Woman’s strength, her power, is that she can refuse herself, can "not let herself be fucked". It is only a step from denying herself as an object of desire to denying the man the moment he advances his desire, to degrading him and blaming his sexual impulses, therefore his need for a woman: it is well known that "in every man there sleeps a pig". Today this reaction is being transferred into politics.

Some want to see "provocation" as the cause of rape, even to the extent of denying the reality of it and transforming it into that of female bad faith or the miniskirt. In contrast, others defend the right to dress as they please, as if dress and appearance did not have a social meaning.

Rape is not independent of female attitudes, even though the problem cannot be reduced to that of an immediate personal relationship between the victim and her aggressor. Just as those who are burgled are not necessarily those who possess and display most wealth. The attack is made on the weak points...

Women who are raped, or even chatted up, are not necessarily those who are most "sexy". At the extreme, "provocation" at the level of anonymous relationships can be seen as an expression of defiance and power to discourage those looking for an easy target and only have recourse to force because they themselves are unsure.

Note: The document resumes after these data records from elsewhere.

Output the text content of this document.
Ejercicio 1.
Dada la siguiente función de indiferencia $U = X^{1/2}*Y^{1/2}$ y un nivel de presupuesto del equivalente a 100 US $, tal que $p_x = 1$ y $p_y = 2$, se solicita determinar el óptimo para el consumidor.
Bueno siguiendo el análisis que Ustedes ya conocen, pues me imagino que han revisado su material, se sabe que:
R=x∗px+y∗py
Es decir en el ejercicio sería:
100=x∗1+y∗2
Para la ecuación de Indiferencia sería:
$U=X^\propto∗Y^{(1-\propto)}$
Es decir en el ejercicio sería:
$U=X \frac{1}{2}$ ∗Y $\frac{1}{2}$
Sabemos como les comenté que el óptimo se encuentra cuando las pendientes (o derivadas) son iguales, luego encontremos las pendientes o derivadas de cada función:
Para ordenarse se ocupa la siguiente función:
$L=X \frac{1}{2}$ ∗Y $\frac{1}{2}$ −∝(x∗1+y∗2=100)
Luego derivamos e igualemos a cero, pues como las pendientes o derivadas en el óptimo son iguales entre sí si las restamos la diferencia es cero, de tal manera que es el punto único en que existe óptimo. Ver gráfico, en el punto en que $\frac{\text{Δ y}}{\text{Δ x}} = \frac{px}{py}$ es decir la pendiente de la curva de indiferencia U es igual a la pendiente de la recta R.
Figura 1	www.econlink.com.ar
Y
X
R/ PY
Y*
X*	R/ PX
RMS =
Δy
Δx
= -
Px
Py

Men react to a frustrating situation and to a certain image of woman. This image corresponds less to a particular real woman than to provocatively eroticised representations of an omnipresent but inaccessable woman who is universally on offer through the commodity market. Representations which correspond to female aspirations and in turn remodel them. Relationships are contemplative because of their glamorous packaging as merchandise, as something consumable; but also because the direct correlation between people who are constantly near each other but meet on nothing and for nothing, tends to be reduced to one of images. It is not only a question of consumerism playing on narcissism and multiplying images of woman, it is also real women reduced to images, assimilated to the consumable in the multiplicity and anonymity of primarily visual relationships.

A whole female mode of behaviour is aimed at attracting the attention and desire of others without being able or having to openly affirm itself as need and appeal. This unconfessed and irresponsible behaviour goes as far as to be surprised by the consequences it can arouse, refusing to accept them as responses. Female seduction radiates in all directions, and only feels responsible for that which it recognises. It disdains some, but also sometimes resents those who were not aware they were being aimed at.

But this still doesn’t get to the root of the problem. Women will still claim that in dressing or behaving in such and such a way they are only trying to please themselves and to be beautiful with no intention of seducing. And in part this is true: their attitude is narcissistic. But this narcissism needs to be supported by someone else’s gaze and interest. They need to arouse desire in direct or disguised forms, but with precisely no intention of responding. It’s a matter of reassuring and valuing oneself while remaining inaccessible and conserving one’s innocence.

In this case provocation and seduction are not steps towards initiating a convergence of desires as they are often considered to be, but are an expression of suppression, an incapacity to desire openly and frankly, hence the indignation concerning advances made.

To have access to a woman a man must pay the price in sentimental rubbish, or just plain rubbish, which is as much a concession to her narcissism as to her need to be taken into consideration. This need for consideration is all the more fundamental as woman is undervalued as a person. It affirms itself as that of being taken into consideration as a woman in default of being esteemed as an individual.

 

 

 

[1] Apart from the last slogan, which means «Chatting up is rape», the others are word plays which are untranslateable: the first could be translated as «I'm fed up with rape» and the second as «Man's Earth, rape by night» but, if they ever had anything in the first place, they lose something in translation.